What I decided to add into the blended course design are integrated interactive activities and dialog-based communication with the consistent feedback. We have to select learning activities very carefully and always ask for the feedback at the end of the class if anybody experienced large problems with the section or just has any complementary comments. The online activities must be done under guidance of the instructors using dialog-based communication. The activities between students can be also implemented in the course program, but students should be not left for a long time without any guidance. Otherwise, it will remind more the homework and assignment work which students try to solve during the class time. Also, it could become more difficult to track what students really learn from the class. I understand that not at all Universities will have enough resources for the dialog-based communication, but there are always options to split a large class in smaller groups to establish more close relationship with students and provide a better quality of guidance. Overall, we should think that we learn from our experiences, and our goal is deep and interactive learning. You remember significantly better teaching material which you learned in a good working environment by having fun and feeling motivation of others to learn something new!
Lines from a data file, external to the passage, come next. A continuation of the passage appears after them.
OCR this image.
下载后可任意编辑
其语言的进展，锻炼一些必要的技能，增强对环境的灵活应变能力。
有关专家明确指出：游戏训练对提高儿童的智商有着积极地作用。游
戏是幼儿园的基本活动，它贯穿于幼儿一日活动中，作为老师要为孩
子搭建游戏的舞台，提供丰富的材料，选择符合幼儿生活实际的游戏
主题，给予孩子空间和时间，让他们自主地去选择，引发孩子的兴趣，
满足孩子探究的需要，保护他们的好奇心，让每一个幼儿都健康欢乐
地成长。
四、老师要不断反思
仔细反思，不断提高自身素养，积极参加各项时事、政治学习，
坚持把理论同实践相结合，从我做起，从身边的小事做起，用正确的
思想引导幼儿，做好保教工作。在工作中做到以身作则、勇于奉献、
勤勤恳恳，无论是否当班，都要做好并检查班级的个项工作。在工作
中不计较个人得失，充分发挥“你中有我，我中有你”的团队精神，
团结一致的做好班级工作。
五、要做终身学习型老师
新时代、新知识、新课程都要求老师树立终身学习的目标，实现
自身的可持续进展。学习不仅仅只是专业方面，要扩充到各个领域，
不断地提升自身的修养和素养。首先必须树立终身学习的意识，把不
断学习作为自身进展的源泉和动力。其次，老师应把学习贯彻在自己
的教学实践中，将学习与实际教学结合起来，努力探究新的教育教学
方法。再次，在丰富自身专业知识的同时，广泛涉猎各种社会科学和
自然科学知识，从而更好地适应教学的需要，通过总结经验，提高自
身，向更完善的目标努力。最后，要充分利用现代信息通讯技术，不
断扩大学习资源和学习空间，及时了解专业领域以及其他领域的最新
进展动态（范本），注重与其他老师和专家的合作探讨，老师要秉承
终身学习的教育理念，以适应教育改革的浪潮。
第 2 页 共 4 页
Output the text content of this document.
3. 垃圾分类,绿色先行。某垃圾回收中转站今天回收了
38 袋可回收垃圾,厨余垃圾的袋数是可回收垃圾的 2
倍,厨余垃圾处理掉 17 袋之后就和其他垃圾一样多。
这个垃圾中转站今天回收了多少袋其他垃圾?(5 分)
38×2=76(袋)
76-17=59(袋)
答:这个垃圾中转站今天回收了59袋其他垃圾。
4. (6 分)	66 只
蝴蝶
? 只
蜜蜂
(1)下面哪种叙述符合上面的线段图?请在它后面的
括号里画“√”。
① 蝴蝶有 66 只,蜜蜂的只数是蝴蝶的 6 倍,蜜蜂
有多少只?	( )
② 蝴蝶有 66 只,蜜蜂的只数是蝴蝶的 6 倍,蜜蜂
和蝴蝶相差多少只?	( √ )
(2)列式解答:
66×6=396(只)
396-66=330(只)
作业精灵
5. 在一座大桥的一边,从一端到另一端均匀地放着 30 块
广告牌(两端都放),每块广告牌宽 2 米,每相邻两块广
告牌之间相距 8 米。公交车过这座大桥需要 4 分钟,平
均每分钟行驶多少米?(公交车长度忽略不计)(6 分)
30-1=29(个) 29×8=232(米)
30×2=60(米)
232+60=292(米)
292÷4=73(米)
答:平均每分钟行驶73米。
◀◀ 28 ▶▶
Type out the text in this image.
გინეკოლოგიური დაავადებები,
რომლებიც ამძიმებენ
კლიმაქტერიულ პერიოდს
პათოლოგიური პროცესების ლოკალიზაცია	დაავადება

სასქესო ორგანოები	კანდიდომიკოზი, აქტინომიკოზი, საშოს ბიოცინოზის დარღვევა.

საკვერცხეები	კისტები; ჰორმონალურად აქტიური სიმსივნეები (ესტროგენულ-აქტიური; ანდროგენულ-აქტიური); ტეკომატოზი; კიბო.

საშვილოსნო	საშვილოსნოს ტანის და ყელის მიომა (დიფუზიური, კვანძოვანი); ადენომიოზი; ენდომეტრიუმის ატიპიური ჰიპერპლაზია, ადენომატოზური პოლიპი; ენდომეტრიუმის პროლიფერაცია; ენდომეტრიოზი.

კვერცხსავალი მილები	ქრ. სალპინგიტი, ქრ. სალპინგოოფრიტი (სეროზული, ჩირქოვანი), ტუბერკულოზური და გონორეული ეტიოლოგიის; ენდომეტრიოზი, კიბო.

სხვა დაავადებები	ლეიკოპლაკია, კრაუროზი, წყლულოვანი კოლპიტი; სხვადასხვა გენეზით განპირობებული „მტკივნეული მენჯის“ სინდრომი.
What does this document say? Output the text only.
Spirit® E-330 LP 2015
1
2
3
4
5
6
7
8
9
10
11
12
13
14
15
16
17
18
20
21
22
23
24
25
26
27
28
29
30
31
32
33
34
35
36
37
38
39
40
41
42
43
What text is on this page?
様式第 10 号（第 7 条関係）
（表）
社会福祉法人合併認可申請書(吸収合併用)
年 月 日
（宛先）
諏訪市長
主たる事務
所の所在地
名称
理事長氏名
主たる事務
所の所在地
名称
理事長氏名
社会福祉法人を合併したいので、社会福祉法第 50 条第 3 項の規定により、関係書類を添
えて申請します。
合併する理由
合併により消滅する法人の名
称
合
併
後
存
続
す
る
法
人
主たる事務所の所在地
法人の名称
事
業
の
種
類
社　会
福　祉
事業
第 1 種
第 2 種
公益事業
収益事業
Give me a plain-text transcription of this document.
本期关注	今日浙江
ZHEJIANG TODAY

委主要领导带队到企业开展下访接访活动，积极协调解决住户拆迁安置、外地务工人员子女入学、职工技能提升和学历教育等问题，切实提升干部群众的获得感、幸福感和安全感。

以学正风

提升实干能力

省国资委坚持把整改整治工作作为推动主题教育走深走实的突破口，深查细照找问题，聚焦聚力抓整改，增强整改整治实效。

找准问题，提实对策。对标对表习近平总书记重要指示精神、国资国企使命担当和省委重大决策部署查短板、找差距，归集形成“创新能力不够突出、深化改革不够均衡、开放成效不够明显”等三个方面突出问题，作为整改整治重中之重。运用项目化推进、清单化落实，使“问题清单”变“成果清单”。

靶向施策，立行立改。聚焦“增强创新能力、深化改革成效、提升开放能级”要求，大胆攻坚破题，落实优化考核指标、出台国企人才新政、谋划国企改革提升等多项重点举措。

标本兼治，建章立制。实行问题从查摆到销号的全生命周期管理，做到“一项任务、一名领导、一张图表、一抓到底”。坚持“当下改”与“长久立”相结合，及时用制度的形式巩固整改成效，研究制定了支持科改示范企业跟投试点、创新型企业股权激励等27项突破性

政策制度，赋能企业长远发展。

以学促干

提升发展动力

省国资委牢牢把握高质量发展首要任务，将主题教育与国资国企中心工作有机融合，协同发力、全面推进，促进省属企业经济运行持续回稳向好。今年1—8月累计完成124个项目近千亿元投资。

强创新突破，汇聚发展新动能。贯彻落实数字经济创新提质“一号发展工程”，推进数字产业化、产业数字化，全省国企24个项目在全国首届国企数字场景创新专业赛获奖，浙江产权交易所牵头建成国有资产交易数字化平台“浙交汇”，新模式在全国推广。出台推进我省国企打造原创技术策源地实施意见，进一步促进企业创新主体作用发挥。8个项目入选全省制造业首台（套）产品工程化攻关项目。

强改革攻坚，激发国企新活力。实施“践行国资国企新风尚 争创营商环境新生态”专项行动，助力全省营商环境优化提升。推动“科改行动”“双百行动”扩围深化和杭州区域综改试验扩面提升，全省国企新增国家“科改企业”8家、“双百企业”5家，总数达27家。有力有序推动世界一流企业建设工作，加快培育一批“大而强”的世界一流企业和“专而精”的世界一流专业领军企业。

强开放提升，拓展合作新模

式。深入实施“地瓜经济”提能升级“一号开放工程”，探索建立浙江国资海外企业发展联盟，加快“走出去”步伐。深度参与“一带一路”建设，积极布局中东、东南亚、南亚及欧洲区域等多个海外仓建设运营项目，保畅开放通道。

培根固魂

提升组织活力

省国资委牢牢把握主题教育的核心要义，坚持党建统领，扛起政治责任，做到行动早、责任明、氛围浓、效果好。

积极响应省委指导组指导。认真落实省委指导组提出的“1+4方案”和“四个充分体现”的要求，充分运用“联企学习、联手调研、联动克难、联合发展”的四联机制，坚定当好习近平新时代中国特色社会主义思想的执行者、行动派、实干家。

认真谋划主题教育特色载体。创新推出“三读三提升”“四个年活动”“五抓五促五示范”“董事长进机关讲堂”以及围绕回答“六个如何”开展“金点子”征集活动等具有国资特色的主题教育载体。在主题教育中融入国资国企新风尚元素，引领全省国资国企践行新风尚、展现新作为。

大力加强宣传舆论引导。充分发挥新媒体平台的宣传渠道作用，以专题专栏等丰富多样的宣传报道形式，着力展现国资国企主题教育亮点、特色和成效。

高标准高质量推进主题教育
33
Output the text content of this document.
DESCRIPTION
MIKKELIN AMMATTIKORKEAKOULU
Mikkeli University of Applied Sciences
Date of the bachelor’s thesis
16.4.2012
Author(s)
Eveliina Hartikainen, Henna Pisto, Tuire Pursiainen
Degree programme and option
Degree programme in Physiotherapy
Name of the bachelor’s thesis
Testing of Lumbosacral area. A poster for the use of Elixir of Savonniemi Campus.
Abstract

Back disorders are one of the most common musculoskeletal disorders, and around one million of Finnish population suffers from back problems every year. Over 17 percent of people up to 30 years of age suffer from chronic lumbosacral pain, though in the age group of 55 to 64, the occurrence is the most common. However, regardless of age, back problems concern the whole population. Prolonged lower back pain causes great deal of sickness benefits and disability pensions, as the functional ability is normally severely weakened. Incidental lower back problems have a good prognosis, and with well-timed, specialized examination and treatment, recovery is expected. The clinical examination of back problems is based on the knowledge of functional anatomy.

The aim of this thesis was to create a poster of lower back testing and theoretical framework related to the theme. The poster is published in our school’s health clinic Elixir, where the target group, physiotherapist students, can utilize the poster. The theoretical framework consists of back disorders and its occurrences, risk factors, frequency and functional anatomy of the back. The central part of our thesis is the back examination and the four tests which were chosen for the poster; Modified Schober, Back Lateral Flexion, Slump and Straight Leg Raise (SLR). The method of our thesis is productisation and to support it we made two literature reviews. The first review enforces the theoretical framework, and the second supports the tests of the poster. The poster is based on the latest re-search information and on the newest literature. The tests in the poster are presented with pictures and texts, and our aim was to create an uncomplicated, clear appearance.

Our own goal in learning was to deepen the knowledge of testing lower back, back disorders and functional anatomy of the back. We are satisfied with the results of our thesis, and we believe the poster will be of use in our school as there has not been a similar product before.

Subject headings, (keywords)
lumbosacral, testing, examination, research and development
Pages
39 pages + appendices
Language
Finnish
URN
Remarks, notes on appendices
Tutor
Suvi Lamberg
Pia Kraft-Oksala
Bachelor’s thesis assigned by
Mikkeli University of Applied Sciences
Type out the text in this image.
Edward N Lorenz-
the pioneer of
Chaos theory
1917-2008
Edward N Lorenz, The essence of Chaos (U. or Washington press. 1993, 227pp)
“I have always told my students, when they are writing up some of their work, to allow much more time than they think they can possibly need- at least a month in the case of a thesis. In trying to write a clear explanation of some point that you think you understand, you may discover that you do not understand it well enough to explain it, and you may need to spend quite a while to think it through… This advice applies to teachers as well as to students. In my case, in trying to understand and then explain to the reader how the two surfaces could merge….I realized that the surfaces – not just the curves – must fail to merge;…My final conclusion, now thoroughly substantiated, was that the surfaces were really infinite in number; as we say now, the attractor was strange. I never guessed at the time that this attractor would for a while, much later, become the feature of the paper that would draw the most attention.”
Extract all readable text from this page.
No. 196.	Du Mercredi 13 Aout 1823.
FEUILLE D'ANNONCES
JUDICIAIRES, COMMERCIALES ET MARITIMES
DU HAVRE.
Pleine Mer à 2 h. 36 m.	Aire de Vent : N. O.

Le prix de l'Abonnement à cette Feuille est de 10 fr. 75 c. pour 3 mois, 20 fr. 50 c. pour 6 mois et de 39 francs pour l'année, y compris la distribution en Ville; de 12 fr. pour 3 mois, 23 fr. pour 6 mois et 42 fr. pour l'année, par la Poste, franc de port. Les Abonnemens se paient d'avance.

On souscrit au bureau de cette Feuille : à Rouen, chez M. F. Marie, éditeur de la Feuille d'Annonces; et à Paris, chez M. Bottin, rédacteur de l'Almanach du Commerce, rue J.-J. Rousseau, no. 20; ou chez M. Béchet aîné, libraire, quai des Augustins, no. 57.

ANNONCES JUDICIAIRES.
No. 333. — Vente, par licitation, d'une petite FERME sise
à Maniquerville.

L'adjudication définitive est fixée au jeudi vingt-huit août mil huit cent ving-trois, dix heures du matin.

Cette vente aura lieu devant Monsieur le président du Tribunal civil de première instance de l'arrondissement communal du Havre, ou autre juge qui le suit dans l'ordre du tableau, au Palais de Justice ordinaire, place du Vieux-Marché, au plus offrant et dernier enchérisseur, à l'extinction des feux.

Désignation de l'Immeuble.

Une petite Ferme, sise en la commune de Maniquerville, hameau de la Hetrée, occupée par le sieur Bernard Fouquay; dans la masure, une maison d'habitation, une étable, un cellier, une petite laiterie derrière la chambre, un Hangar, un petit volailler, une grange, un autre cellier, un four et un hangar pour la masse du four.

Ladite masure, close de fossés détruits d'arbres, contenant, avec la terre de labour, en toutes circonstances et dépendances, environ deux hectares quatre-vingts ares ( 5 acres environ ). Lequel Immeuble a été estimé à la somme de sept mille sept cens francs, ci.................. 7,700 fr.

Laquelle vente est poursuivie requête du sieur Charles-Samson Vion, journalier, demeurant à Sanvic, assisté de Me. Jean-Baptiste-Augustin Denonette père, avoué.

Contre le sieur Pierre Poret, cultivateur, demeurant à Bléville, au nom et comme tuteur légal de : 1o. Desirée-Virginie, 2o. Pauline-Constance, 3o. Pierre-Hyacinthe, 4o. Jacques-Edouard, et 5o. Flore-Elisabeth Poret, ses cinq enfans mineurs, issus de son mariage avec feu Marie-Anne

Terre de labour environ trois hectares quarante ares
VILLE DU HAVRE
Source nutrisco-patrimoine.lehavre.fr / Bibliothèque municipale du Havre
  1. Vaughan, N. D., Cleveland-Innes, M., & Garrison, D. R. (2013). Teaching in blended learning environments: Creating and sustaining communities of inquiry. Edmonton: AU Press.
  2. Grover, S., Pea, R., & Cooper, S. (2015). Designing for deeper learning in a blended computer science course for middle school students, Computer Science Education, 25(2), 199-237.
  3. Biggs, J. (1996). Enhancing teaching through constructive alignment, Higher Education, 32, 347-364.